Recently, pulp capping with a technique of acid etching and bonding has been advocated. This concept was based on clinical observations but has few scientific data for support. Pameijer and Stanley studied the technique in a carefully controlled experiment on primates.22 Their results showed that pulp caps with acid etching and bonding agents produced 45% necrotic pulps, and only 25% of the specimens developed dentin bridge formation. Of the group pulp capped with calcium hydroxide, only 7% of the pulps were necrotic, and 82% of the teeth developed dentin bridge formation. Obviously, if you elect to pulp cap, calcium hydroxide and MTA are the materials of choice.
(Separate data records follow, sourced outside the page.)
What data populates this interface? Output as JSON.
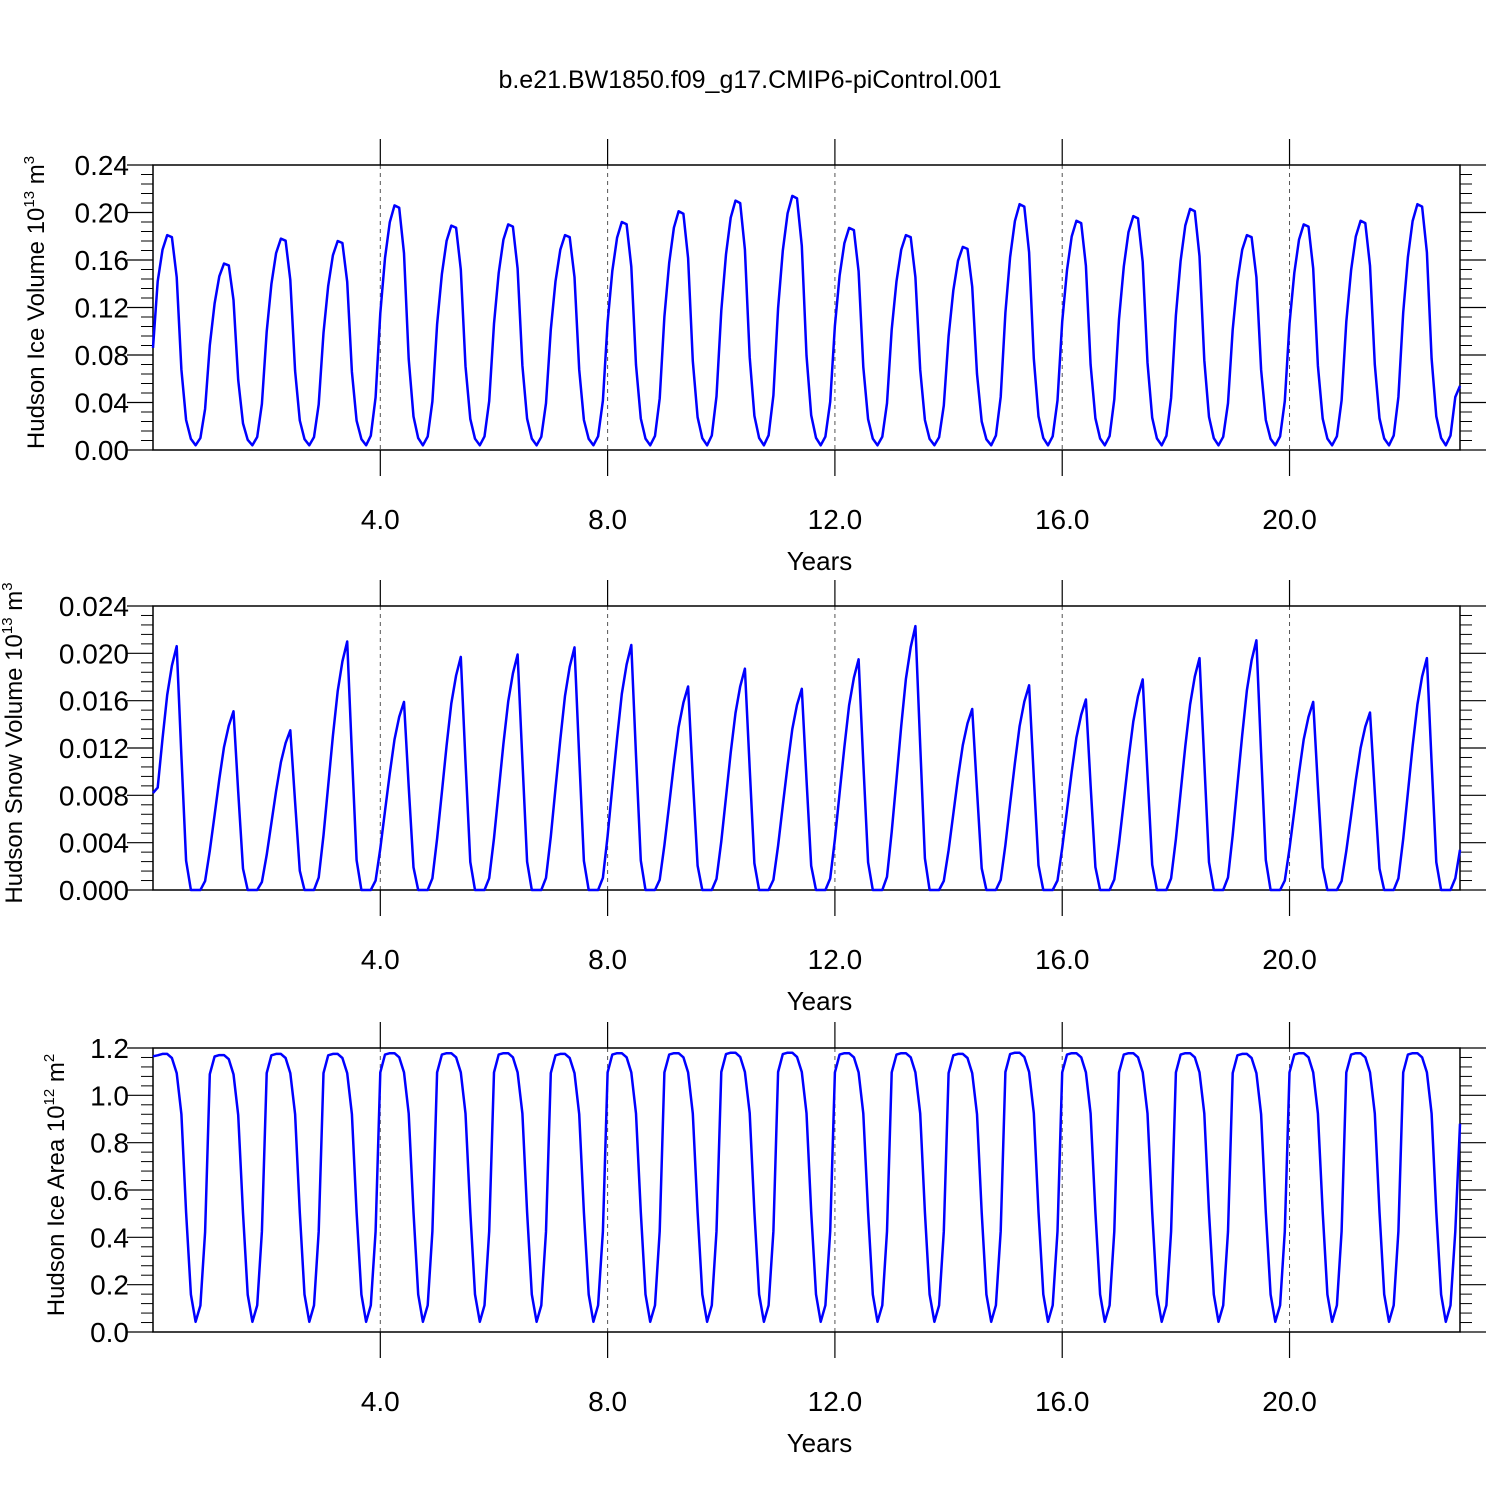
{
  "title": "b.e21.BW1850.f09_g17.CMIP6-piControl.001",
  "colors": {
    "series": "#0000ff",
    "axes": "#000000",
    "gridline": "#555555"
  },
  "chart_data": [
    {
      "type": "line",
      "ylabel": "Hudson Ice Volume 10",
      "ylabel_exp": "13",
      "ylabel_unit": " m",
      "ylabel_unit_exp": "3",
      "xlabel": "Years",
      "xlim": [
        0,
        23.0
      ],
      "ylim": [
        0,
        0.24
      ],
      "yticks": [
        0,
        0.04,
        0.08,
        0.12,
        0.16,
        0.2,
        0.24
      ],
      "ytick_labels": [
        "0.00",
        "0.04",
        "0.08",
        "0.12",
        "0.16",
        "0.20",
        "0.24"
      ],
      "xticks": [
        4,
        8,
        12,
        16,
        20
      ],
      "xtick_labels": [
        "4.0",
        "8.0",
        "12.0",
        "16.0",
        "20.0"
      ],
      "vgrid_dashed": true,
      "series": [
        {
          "peaks": [
            0.181,
            0.157,
            0.178,
            0.176,
            0.206,
            0.189,
            0.19,
            0.181,
            0.192,
            0.201,
            0.21,
            0.214,
            0.187,
            0.181,
            0.171,
            0.207,
            0.193,
            0.197,
            0.203,
            0.181,
            0.19,
            0.193,
            0.207
          ],
          "min": 0.004,
          "start": 0.086,
          "end": 0.054
        }
      ]
    },
    {
      "type": "line",
      "ylabel": "Hudson Snow Volume 10",
      "ylabel_exp": "13",
      "ylabel_unit": " m",
      "ylabel_unit_exp": "3",
      "xlabel": "Years",
      "xlim": [
        0,
        23.0
      ],
      "ylim": [
        0,
        0.024
      ],
      "yticks": [
        0,
        0.004,
        0.008,
        0.012,
        0.016,
        0.02,
        0.024
      ],
      "ytick_labels": [
        "0.000",
        "0.004",
        "0.008",
        "0.012",
        "0.016",
        "0.020",
        "0.024"
      ],
      "xticks": [
        4,
        8,
        12,
        16,
        20
      ],
      "xtick_labels": [
        "4.0",
        "8.0",
        "12.0",
        "16.0",
        "20.0"
      ],
      "vgrid_dashed": true,
      "series": [
        {
          "peaks": [
            0.0206,
            0.0151,
            0.0135,
            0.021,
            0.0159,
            0.0197,
            0.0199,
            0.0205,
            0.0207,
            0.0172,
            0.0187,
            0.017,
            0.0195,
            0.0223,
            0.0153,
            0.0173,
            0.0161,
            0.0178,
            0.0196,
            0.0211,
            0.0159,
            0.015,
            0.0196
          ],
          "min": 0.0,
          "start": 0.0082,
          "end": 0.0034
        }
      ]
    },
    {
      "type": "line",
      "ylabel": "Hudson Ice Area 10",
      "ylabel_exp": "12",
      "ylabel_unit": " m",
      "ylabel_unit_exp": "2",
      "xlabel": "Years",
      "xlim": [
        0,
        23.0
      ],
      "ylim": [
        0,
        1.2
      ],
      "yticks": [
        0,
        0.2,
        0.4,
        0.6,
        0.8,
        1.0,
        1.2
      ],
      "ytick_labels": [
        "0.0",
        "0.2",
        "0.4",
        "0.6",
        "0.8",
        "1.0",
        "1.2"
      ],
      "xticks": [
        4,
        8,
        12,
        16,
        20
      ],
      "xtick_labels": [
        "4.0",
        "8.0",
        "12.0",
        "16.0",
        "20.0"
      ],
      "vgrid_dashed": true,
      "series": [
        {
          "peaks": [
            1.175,
            1.17,
            1.175,
            1.175,
            1.178,
            1.178,
            1.178,
            1.175,
            1.178,
            1.178,
            1.18,
            1.18,
            1.178,
            1.178,
            1.175,
            1.18,
            1.178,
            1.178,
            1.178,
            1.175,
            1.178,
            1.178,
            1.178
          ],
          "min": 0.02,
          "start": 1.165,
          "end": 0.88
        }
      ]
    }
  ]
}
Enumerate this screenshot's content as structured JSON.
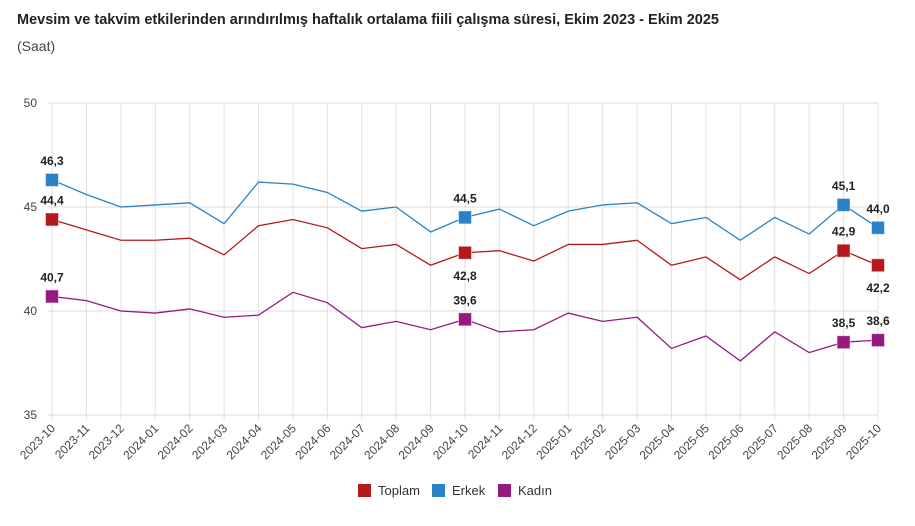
{
  "chart_data": {
    "type": "line",
    "title": "Mevsim ve takvim etkilerinden arındırılmış haftalık ortalama fiili çalışma süresi, Ekim 2023 - Ekim 2025",
    "subtitle": "(Saat)",
    "xlabel": "",
    "ylabel": "",
    "ylim": [
      35,
      50
    ],
    "yticks": [
      35,
      40,
      45,
      50
    ],
    "grid": true,
    "legend": "bottom",
    "categories": [
      "2023-10",
      "2023-11",
      "2023-12",
      "2024-01",
      "2024-02",
      "2024-03",
      "2024-04",
      "2024-05",
      "2024-06",
      "2024-07",
      "2024-08",
      "2024-09",
      "2024-10",
      "2024-11",
      "2024-12",
      "2025-01",
      "2025-02",
      "2025-03",
      "2025-04",
      "2025-05",
      "2025-06",
      "2025-07",
      "2025-08",
      "2025-09",
      "2025-10"
    ],
    "series": [
      {
        "name": "Toplam",
        "color": "#b5191c",
        "values": [
          44.4,
          43.9,
          43.4,
          43.4,
          43.5,
          42.7,
          44.1,
          44.4,
          44.0,
          43.0,
          43.2,
          42.2,
          42.8,
          42.9,
          42.4,
          43.2,
          43.2,
          43.4,
          42.2,
          42.6,
          41.5,
          42.6,
          41.8,
          42.9,
          42.2
        ],
        "labels": [
          {
            "index": 0,
            "text": "44,4",
            "pos": "above"
          },
          {
            "index": 12,
            "text": "42,8",
            "pos": "below"
          },
          {
            "index": 23,
            "text": "42,9",
            "pos": "above"
          },
          {
            "index": 24,
            "text": "42,2",
            "pos": "below"
          }
        ]
      },
      {
        "name": "Erkek",
        "color": "#2a82c9",
        "values": [
          46.3,
          45.6,
          45.0,
          45.1,
          45.2,
          44.2,
          46.2,
          46.1,
          45.7,
          44.8,
          45.0,
          43.8,
          44.5,
          44.9,
          44.1,
          44.8,
          45.1,
          45.2,
          44.2,
          44.5,
          43.4,
          44.5,
          43.7,
          45.1,
          44.0
        ],
        "labels": [
          {
            "index": 0,
            "text": "46,3",
            "pos": "above"
          },
          {
            "index": 12,
            "text": "44,5",
            "pos": "above"
          },
          {
            "index": 23,
            "text": "45,1",
            "pos": "above"
          },
          {
            "index": 24,
            "text": "44,0",
            "pos": "above"
          }
        ]
      },
      {
        "name": "Kadın",
        "color": "#97197f",
        "values": [
          40.7,
          40.5,
          40.0,
          39.9,
          40.1,
          39.7,
          39.8,
          40.9,
          40.4,
          39.2,
          39.5,
          39.1,
          39.6,
          39.0,
          39.1,
          39.9,
          39.5,
          39.7,
          38.2,
          38.8,
          37.6,
          39.0,
          38.0,
          38.5,
          38.6
        ],
        "labels": [
          {
            "index": 0,
            "text": "40,7",
            "pos": "above"
          },
          {
            "index": 12,
            "text": "39,6",
            "pos": "above"
          },
          {
            "index": 23,
            "text": "38,5",
            "pos": "above"
          },
          {
            "index": 24,
            "text": "38,6",
            "pos": "above"
          }
        ]
      }
    ]
  }
}
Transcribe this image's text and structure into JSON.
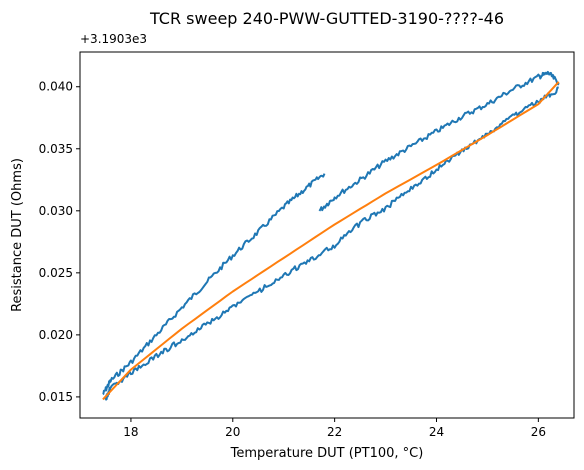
{
  "chart_data": {
    "type": "line",
    "title": "TCR sweep 240-PWW-GUTTED-3190-????-46",
    "xlabel": "Temperature DUT (PT100, °C)",
    "ylabel": "Resistance DUT (Ohms)",
    "offset_label": "+3.1903e3",
    "xlim": [
      17.0,
      26.7
    ],
    "ylim": [
      0.0133,
      0.0428
    ],
    "x_ticks": [
      18,
      20,
      22,
      24,
      26
    ],
    "x_tick_labels": [
      "18",
      "20",
      "22",
      "24",
      "26"
    ],
    "y_ticks": [
      0.015,
      0.02,
      0.025,
      0.03,
      0.035,
      0.04
    ],
    "y_tick_labels": [
      "0.015",
      "0.020",
      "0.025",
      "0.030",
      "0.035",
      "0.040"
    ],
    "grid": false,
    "series": [
      {
        "role": "measured-upper-branch",
        "color": "#1f77b4",
        "x": [
          17.45,
          17.6,
          18.0,
          18.5,
          19.0,
          19.5,
          20.0,
          20.5,
          21.0,
          21.4,
          21.8
        ],
        "y": [
          0.0152,
          0.0163,
          0.0178,
          0.02,
          0.0222,
          0.0243,
          0.0264,
          0.0283,
          0.0303,
          0.0317,
          0.033
        ]
      },
      {
        "role": "measured-middle-branch",
        "color": "#1f77b4",
        "x": [
          21.7,
          22.0,
          22.5,
          23.0,
          23.5,
          24.0,
          24.5,
          25.0,
          25.5,
          26.0,
          26.2,
          26.4
        ],
        "y": [
          0.03,
          0.0311,
          0.0325,
          0.034,
          0.0352,
          0.0364,
          0.0376,
          0.0386,
          0.0398,
          0.0408,
          0.0411,
          0.0403
        ]
      },
      {
        "role": "measured-lower-branch",
        "color": "#1f77b4",
        "x": [
          26.4,
          26.0,
          25.5,
          25.0,
          24.5,
          24.0,
          23.5,
          23.0,
          22.5,
          22.0,
          21.5,
          21.0,
          20.5,
          20.0,
          19.5,
          19.0,
          18.5,
          18.0,
          17.6,
          17.5
        ],
        "y": [
          0.0398,
          0.0388,
          0.0376,
          0.0362,
          0.0348,
          0.0333,
          0.0318,
          0.0302,
          0.029,
          0.0272,
          0.026,
          0.0248,
          0.0235,
          0.0222,
          0.0209,
          0.0196,
          0.0183,
          0.0169,
          0.0157,
          0.0148
        ]
      },
      {
        "role": "fit",
        "color": "#ff7f0e",
        "x": [
          17.45,
          18.0,
          19.0,
          20.0,
          21.0,
          22.0,
          23.0,
          24.0,
          25.0,
          26.0,
          26.4
        ],
        "y": [
          0.0148,
          0.0172,
          0.0205,
          0.0235,
          0.0262,
          0.0289,
          0.0314,
          0.0337,
          0.0361,
          0.0386,
          0.0404
        ]
      }
    ]
  }
}
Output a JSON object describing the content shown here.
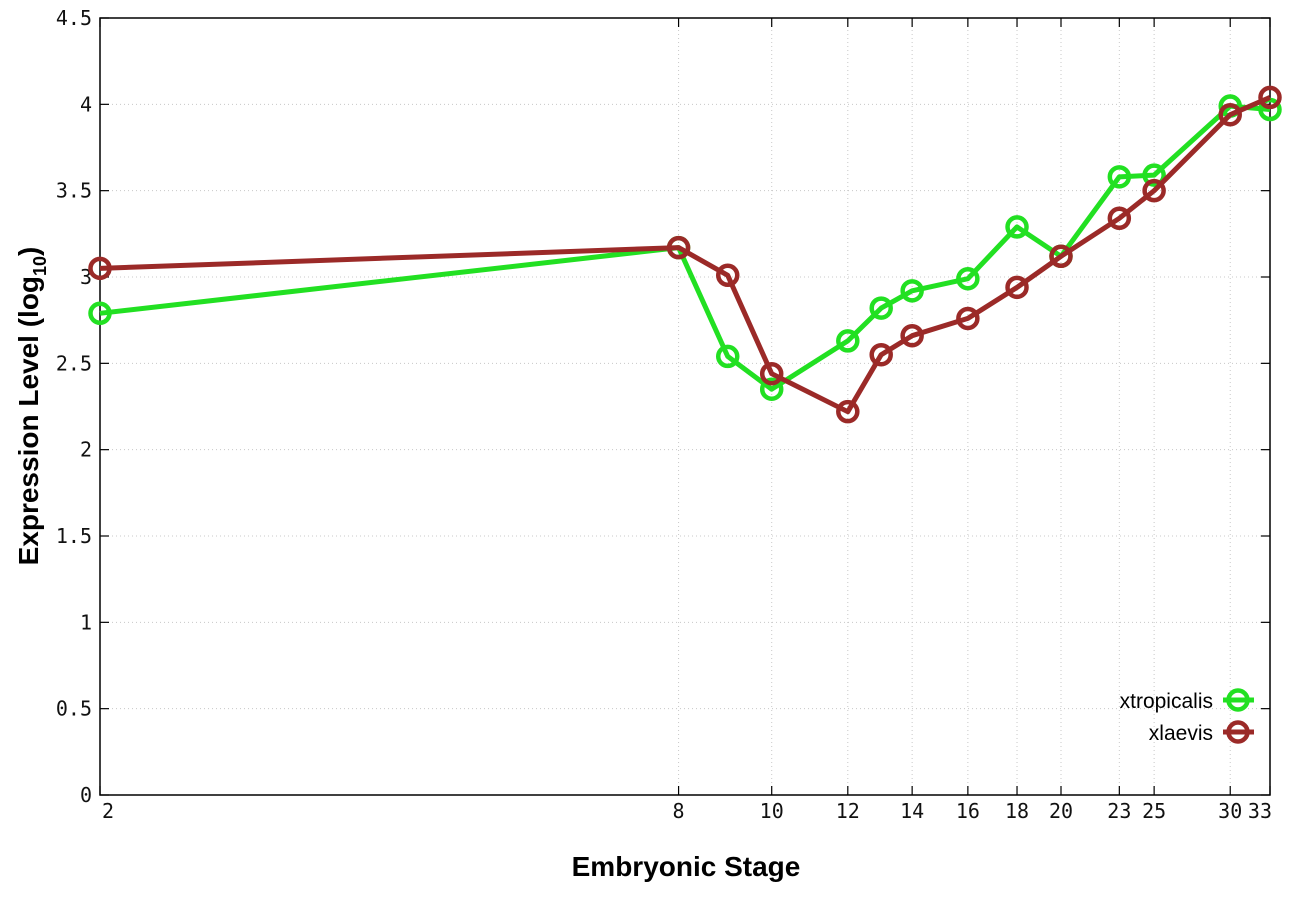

The poor long-term prognosis of pulp capping and the ease and assurance of endodontics certainly demand that the patient be offered the more predictable alternative of root canal therapy when a definite exposure is confronted. In teeth with pulp exposures for which multistage restorative procedures are contemplated (ie, inlays, crowns, bridge abutments), conventional root canal therapy is the treatment modality of choice. Performing the endodontics prior to the prosthetic delivery obviates the above-noted liabilities.